In Google Android (2022), the GC stated that the Commission was required to assess whether the practice excludes competitors that are at least as efficient as the dominant undertaking using the AEC test. While the test can be useful, the GC clarified that it must be applied rigorously when employed. The CJEU’s latest judgment in Intel (2024) introduced additional ambiguity regarding the application of the effects-based approach. The Court suggested that the Commission is required to assess whether a dominant company’s strategy excludes equally efficient competitors only if the company provides evidence during the administrative procedure demonstrating that its conduct was not anti-competitive or lacked foreclosure effects. This suggests that the AEC test is only necessary if the dominant firm challenges the Commission’s assessment.

The Intel II (2024) judgment further confirmed that the price-cost test is a tool rather than a requirement within the broader AEC principle, which ensures an effects-based analysis. The CJEU’s approach supports the view that the AEC principle is distinct from, and not limited to, the price-cost test, allowing the Commission to flexibly apply an effects-based analysis across diverse contexts of abuse.

Judicial rulings have clarified that the AEC test, often perceived as synonymous with a price-cost analysis, is merely one tool within the broader AEC principle, which serves as the benchmark for assessing exclusionary conduct. While the test is relevant for pricing abuses like predatory pricing and margin squeeze, its utility in non-price-related conduct, such as exclusivity rebates, remains contested.
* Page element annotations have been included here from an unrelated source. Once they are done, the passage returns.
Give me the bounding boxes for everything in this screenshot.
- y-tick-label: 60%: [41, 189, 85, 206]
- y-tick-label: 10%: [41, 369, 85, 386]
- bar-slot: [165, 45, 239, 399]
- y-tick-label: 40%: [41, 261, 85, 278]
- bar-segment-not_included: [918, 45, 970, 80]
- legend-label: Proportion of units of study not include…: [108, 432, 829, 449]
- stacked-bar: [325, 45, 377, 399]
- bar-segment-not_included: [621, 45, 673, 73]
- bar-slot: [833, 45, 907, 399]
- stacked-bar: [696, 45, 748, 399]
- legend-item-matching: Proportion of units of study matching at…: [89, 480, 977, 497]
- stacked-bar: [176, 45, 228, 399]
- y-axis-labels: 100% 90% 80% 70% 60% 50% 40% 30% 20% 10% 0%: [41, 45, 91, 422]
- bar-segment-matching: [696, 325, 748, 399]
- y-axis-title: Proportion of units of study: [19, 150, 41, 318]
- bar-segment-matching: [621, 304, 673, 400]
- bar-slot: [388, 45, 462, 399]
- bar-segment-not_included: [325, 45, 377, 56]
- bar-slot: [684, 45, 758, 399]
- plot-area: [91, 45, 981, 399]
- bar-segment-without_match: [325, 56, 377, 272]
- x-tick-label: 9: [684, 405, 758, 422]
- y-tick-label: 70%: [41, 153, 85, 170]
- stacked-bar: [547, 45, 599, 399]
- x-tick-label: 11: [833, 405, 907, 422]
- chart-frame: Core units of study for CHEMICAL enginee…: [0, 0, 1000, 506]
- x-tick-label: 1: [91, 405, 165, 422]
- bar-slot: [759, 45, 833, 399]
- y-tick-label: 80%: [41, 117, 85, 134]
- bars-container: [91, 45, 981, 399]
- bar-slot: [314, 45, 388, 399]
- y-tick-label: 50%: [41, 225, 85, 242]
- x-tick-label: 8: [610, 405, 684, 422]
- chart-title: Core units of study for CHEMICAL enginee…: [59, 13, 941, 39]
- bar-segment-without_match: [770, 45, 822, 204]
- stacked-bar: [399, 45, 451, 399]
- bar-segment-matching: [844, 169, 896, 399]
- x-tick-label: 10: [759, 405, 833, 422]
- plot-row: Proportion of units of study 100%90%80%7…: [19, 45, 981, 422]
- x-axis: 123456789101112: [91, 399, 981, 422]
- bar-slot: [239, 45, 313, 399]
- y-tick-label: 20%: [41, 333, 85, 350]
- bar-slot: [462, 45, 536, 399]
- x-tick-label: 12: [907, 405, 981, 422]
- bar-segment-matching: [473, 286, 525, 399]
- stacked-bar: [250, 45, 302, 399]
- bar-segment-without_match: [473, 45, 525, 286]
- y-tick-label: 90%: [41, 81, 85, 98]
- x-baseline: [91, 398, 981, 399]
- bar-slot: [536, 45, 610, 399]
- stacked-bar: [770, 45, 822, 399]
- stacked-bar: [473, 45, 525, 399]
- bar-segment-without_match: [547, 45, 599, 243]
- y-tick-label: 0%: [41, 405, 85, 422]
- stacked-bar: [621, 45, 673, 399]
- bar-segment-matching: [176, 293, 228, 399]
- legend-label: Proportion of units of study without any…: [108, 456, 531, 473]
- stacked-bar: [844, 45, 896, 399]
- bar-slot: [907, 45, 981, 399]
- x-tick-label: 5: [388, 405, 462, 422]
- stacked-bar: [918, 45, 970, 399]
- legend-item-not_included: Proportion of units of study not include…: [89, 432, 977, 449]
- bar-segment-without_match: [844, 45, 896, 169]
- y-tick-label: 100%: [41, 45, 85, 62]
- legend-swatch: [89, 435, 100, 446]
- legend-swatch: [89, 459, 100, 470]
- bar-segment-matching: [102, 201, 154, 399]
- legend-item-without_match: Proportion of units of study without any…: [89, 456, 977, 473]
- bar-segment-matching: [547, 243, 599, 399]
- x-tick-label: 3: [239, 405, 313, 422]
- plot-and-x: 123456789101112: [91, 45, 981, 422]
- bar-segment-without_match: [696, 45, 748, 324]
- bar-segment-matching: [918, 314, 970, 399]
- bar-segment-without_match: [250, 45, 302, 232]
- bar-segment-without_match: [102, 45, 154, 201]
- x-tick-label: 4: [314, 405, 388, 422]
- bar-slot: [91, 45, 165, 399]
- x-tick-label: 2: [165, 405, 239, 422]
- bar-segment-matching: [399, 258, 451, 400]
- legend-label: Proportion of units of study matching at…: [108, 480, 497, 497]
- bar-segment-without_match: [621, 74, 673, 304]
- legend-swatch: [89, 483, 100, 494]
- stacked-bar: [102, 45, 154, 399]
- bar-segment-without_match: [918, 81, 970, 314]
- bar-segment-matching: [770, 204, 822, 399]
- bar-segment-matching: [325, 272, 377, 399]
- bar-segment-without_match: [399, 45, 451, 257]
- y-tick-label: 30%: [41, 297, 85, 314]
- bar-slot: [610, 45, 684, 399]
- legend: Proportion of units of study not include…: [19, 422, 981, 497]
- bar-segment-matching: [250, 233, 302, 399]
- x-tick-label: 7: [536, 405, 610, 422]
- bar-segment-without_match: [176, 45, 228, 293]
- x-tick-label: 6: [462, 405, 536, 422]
Courts have emphasized the importance of a comprehensive effects-based analysis, considering all relevant circumstances, rather than over-reliance on price-cost metrics.

The judicial interpretation of the AEC test has evolved to recognize its role as part of a broader effects-based framework. However, confusion persists regarding its application to non-pricing practices. The analysis of case law underscores that the price-cost test should not be treated as a mandatory standard but as one of many tools for evaluating anticompetitive foreclosure. Moving forward, the European Commission could address these ambiguities by explicitly clarifying the circumstances under which the AEC price-cost test is appropriate in its revised Article 102 Guidelines, reaffirming its commitment to the AEC principle while ensuring flexibility in evidentiary approaches. By addressing these concerns, the European Commission can strike a balance between ensuring effective enforcement and preserving the procedural and substantive fairness emphasized by the Courts, thereby securing the continued relevance of the AEC principle as a guiding framework in EU competition law.

 

V. Conclusion

The analysis reveals that the AEC Principle remains a cornerstone of the effects-based approach in EU competition law, guiding the assessment of exclusionary practices to ensure that enforcement targets conduct harming competition and consumer welfare rather than merely disadvantaging less efficient competitors. While the European Courts have evolved to endorse the AEC Principle as a broad evaluation standard, they have clarified that the price-cost test is just one evidentiary tool, relevant in specific contexts, particularly pricing abuses. This paper concludes that the confusion between the AEC Principle as an evaluation framework and the price-cost test as evidence lies at the heart of the controversy over the application of the test. To address this, the Commission should reaffirm its commitment to the AEC Principle while clarifying the contexts in which specific evidentiary tools, such as the price-cost test, are appropriate. Doing so would strike a balance between ensuring effective competition enforcement and providing legal certainty, thereby preserving the AEC Principle as a guiding framework for assessing anticompetitive foreclosure.